Esta semana he visto un carnaval infantil. En diciembre. Tradiciones manchegas. Estaba lleno de niños disfrazados, carrozas muy curradas y sobre todo padres y madres motivadísimos bailando siguiendo coreografías que gritaban “hemos sacrificado horas y horas para esto”. Nunca fui, nunca he sido un madre tan motivada.
Esta semana he leído en IG una viñeta que dice: «Antes de enviar un email piensa si ese mail es un problema de diciembre o de enero». Decido que ésta va a ser mi actitud la próxima semana: todo van a ser problemas de enero. No merece la pena mandar mails pensando «venga, lo dejo hecho hoy y me lo quito de encima», porque la otra parte va a pensar lo mismo y me responderá al correo, con toda probabilidad, despejándolo con alguna maniobra torticera para librarse de él y me lo encontraré agazapado en mi buzón cuando vuelva en enero. Mejor lo dejo, los programo todos para el 7 de enero, son problemas de Ana del futuro, Ana del año que viene, Ana del 2025. Quizás desaparezcan mientras tanto o se resuelvan solos o Ana del futuro descubra que se la pelan.
Esta semana he tenido que lavar el coche. Pocas cosas me hacen sentir tan poderosa como manejar la pistola a presión con el chorro de agua y espuma. Sentirse así todo el tiempo debe ser lo más parecido a ser un señor. Sindicalista, por ejemplo.
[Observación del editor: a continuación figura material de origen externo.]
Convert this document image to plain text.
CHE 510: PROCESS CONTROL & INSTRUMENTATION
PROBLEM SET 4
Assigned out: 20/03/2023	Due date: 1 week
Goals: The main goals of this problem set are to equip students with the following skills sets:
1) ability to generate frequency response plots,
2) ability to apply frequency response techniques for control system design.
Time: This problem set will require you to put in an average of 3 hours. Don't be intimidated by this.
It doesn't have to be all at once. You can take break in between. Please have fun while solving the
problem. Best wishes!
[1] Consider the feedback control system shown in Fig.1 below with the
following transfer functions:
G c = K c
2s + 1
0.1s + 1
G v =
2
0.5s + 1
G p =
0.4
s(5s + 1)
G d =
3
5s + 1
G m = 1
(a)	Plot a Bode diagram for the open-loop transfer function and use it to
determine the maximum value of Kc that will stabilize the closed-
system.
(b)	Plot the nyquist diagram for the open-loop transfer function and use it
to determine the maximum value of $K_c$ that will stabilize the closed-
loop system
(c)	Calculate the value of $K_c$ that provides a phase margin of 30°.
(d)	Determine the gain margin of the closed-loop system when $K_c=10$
Con chaqueta de punto.
Esta semana he visto un anuncio de agendas. «Esto no es solo una agenda», dice una influencer mientras sujeta el micro delante de la boca porque ahora resulta que eso es lo cool y abraza una agenda con la otra mano. «Es una solución de productividad».
Podría ser taaaaann graciosa con esto…
Con ese panorama en la mesa sindical, como para no ser graciosa. Es curioso cómo se afila el ingenio cuando algo nos toca las narices.
Me has llevado a ese bar de siempre, con personajes y sonidos de siempre. Gracias.
Ánimo con la última semana.
Buenos días, no nos dejes así, sé graciosa con el anuncio de la agenda. Me comía una tostada de esas tan ricamente.